Even so, he didn’t do much for me.
I zoned out during most of the show. A lot of that probably had to do with the fact that 90% of the show was about Australian politics and events.
To his credit, he did say during the show that he was glad to be in front of an Australian audience because he had been touring the U.S. the past year and couldn’t really talk about the things he wanted to.
Wil also talked way to fast for me to really try to comprehend what he was saying. And when Aussie mates talk super fast, yuhcuntunerstanwhathufaucktheytryintasaymate.
Then again, I mentally put him him up against some really excellent comedians I’ve seen live before. (I love you, Aziz.)
Even thoughWil Anderson’s comedy show didn’t work out so well for me, the locals around me seemed to really enjoy it.

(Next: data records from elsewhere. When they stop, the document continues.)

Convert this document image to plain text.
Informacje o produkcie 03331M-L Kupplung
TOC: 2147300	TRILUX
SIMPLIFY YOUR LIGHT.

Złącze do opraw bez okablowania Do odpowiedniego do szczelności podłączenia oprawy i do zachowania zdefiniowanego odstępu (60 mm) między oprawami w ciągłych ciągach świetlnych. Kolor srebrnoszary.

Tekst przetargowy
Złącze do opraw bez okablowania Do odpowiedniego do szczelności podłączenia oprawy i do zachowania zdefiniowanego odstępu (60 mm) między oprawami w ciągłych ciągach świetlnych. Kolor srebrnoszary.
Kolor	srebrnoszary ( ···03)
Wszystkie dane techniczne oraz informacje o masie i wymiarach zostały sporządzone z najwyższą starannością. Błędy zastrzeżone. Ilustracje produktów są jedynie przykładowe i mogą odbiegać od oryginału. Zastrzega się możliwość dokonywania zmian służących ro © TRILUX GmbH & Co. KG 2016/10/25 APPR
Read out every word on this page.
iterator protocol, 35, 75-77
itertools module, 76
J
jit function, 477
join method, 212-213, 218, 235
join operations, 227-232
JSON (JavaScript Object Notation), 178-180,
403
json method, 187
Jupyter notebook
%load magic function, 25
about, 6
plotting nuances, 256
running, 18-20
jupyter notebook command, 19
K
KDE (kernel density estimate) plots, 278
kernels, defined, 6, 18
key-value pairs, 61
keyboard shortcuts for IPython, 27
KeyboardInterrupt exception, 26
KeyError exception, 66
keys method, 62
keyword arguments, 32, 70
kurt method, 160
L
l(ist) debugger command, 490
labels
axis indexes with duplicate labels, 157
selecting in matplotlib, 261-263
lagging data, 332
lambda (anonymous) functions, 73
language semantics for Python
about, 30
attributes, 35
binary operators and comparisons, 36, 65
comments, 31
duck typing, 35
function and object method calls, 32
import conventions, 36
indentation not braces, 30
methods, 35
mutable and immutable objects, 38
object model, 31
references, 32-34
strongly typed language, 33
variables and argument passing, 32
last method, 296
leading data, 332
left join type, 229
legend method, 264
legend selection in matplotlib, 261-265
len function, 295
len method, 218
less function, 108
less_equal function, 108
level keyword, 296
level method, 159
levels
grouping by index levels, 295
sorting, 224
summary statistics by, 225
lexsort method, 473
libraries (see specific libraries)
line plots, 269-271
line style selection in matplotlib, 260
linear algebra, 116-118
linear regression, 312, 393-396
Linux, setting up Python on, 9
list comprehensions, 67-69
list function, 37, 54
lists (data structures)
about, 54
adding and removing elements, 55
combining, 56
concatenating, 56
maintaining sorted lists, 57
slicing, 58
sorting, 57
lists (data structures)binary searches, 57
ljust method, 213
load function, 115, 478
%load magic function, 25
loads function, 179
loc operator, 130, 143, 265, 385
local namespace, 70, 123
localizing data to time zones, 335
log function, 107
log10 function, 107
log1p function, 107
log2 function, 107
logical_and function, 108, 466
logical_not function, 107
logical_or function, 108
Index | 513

Jokes about: Australian politics and history, and mannerisms
For: Australians that can laugh at themselves
Not for: Out-of-towners
Price: $38 AUD
Here’s a sampling of his comedy, which I think was better than his actual performance. But hey, I do gotta hand it to him for switching his content up. None of his jokes I’d heard from researching him.
Looking for a few more things to do and suggestions for visiting Melbourne?
1. Stay at this AirBnB in downtown Melbourne.
It’s in walking distance to all of the venues, very clean, has a pretty good view of the city, and the host did a wonderful job communicating quickly and helping out when questions arose.
2. Go to the State Library of Victoria.
It’s really cool, and a great place to get your digital nomad on.
I took a free tour of the library because that’s how much of a nerd I am.
The internet isn’t the fastest, but it worked fine.
3. Go to the Queen Victoria Market!
It is a huuuuuuuge farmer’s market that has so many different things. Tons of fresh produce, clothes, delicious restaurants, coffee …
It’s a super cool place to get all your necessities and just hang out. Some parts are outside, other parts inside.
It’s busy. There’s usually someone playing an instrument on the street, and overall it just has good vibes.
Try some wine from the Re Wine booth.
Melbourne Comedy Festival was my first time attending a comedy festival, and I gotta say, I’m a fan for life. Have you been to one before? Who is your favorite comedian?